Il faudra composer le 116 000 sur son poste téléphonique, de n'importe où en Europe : en cas de disparition d'enfant, ce numéro de téléphone permettra de fournir des informations aux enquêteurs. Ce numéro devrait faire partie du « système européen d'alerte » de tous les médias, des douanes et des polices des frontières, lors d'une disparition d'enfant -sa photographie, les conditions de sa disparition et l'identité d'un éventuel suspect seront ainsi largement diffusés pour accélérer les recherches. Et ce, dans toute l'Europe.

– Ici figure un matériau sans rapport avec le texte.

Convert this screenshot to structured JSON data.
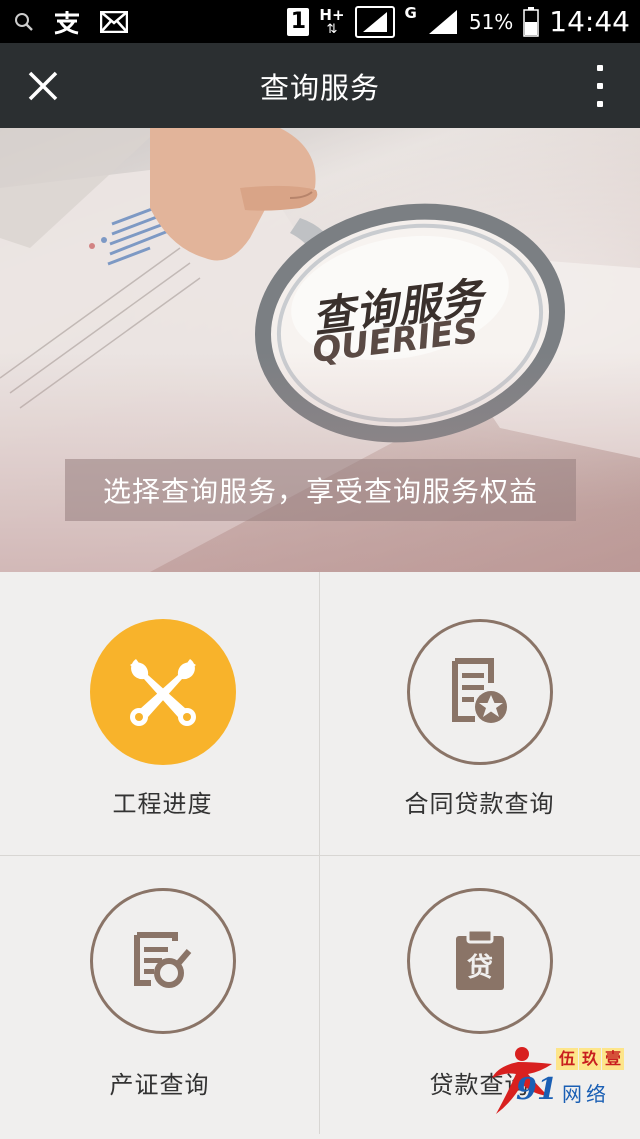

Seuls 4 pays sur 27 ont mis en place un système d'alerte enlèvement
Au Parlement européen, plusieurs députés viennent de présenter une déclaration écrite appelant à la mise en place rapide de ce système européen. L'exemple du système américain Amber a plusieurs fois été mis en avant ce matin, lors d'une réunion à ce sujet : « les efforts précédents pour créer un système d'alerte européen ont échoué à cause d'un manque de connaissance du système américain », a jugé le britannique Edward McMillan-Scott, co-auteur de la déclaration. Or, Amber a permis de retrouver 80% des enfants disparus, dans les 72 heures suivant leur disparition, a-t-il rappelé. Les parents de la petite Britannique Madeleine, disparue au Portugal en mai 2007, étaient au Parlement pour soutenir cette initiative. La mère de Madeleine, Kate Mc Cann, a rappelé que le système Amber avait permis, depuis sa mise en place en 1996 aux Etats-Unis, de retrouver 4000 enfants disparus. « Chaque pays européen devrait avoir un tel système d'alerte lors d'un enlèvement d'enfant », a estimé Gerry McCann, le père de Madeleine. Seuls la Belgique, le Danemark, la France et le Portugal ont établi un système d'alerte. « Tant que le système européen n'est pas appliqué, d'autres enfants et d'autres familles vont souffrir », a averti Gerry McCann.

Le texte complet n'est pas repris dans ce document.